Dayang Yraola (1976, Manila) is an Associate Professor at the Department of Theory, College of Fine Arts, University of the Philippines, as well as Head of the Committee on Linkages, Scholarships and Grants. She served as Curator for the University of the Philippines Fine Arts Gallery (2020–2023) and Archivist and Collections Manager at the Center for Ethnomusicology (2007–2014). As an independent curator, she founded and curated the art project series Project Glocal (2011–2015), Composite Noises (2015–2024), and the archiving/research series Sonic Manila Research (2020–2023). In 2023 she worked as a co-curator for The Listening Biennial, second edition. 

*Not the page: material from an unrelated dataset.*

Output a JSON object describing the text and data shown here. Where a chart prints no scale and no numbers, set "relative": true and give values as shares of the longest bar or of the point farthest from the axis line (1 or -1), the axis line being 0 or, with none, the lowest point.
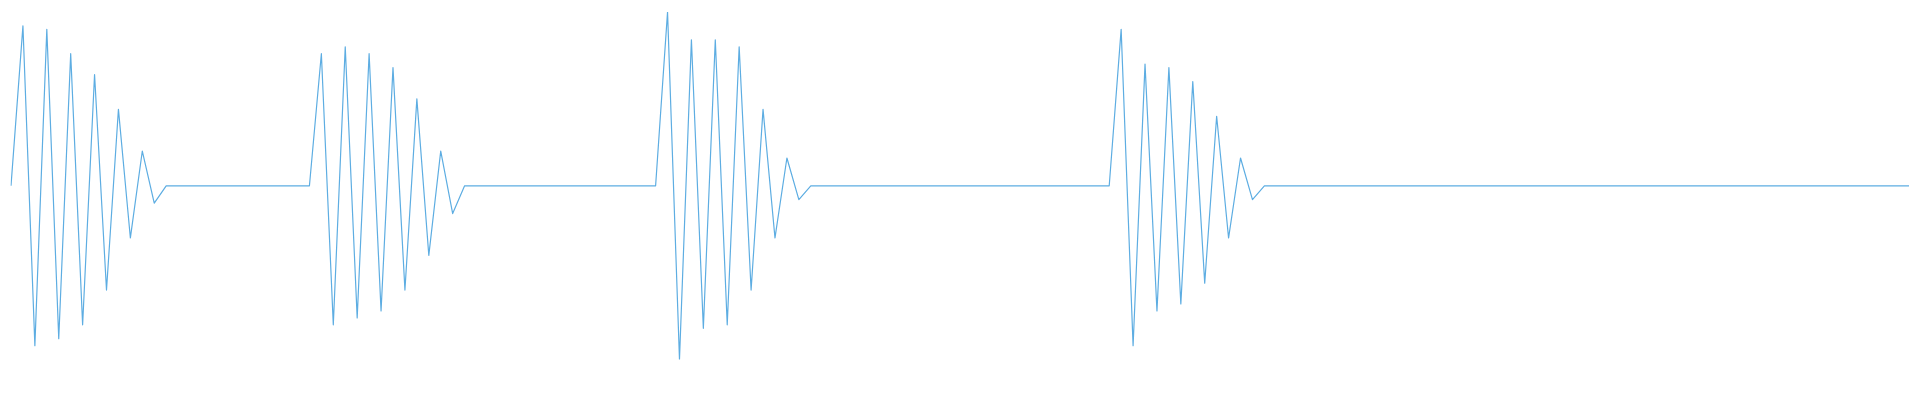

Party Studies, vol. 2: underground clubs, parallel structures and second cultures  
Edited by Víctor Aguado, Ramón del Buey, Brandon LaBelle

In what ways does the underground operate as a key imaginary for subcultural expression? From basement gatherings to hidden clubs to the passing of messages, how does secrecy lend to manifestations of partying and the drive or necessity of alternative communal life? Is clandestinity, and gestures of exit, necessary for working against a given social order?

Pursuing these lines of inquiry, Party Studies vol. 2 comprises essays, documentation, and poetic notes on secrecy as a key axis around which experimental and non-normative modes of being-in-common take place. Continuing from vol. 1 on the topics of home gatherings and house parties, the second volume elaborates understandings of the party by considering the hidden, the invisible, and the underground as material and imaginary forces, where partying is not only festive and excessive, but manifests in forms of social and political organizing, cultural and subcultural conversation, the maintenance of safe spaces and the building of parallel structures against established institutional forms. As such, the party is underscored as the collective enactments and configurations often made in support of ontological invention and which gain traction by way of heterotopian and interstitial occupations.

 

Don Alirio, a barranquillero living in the city of Medellín, produced a special mix, called Una fiesta eterna, to accompany Party Studies, vol. 2.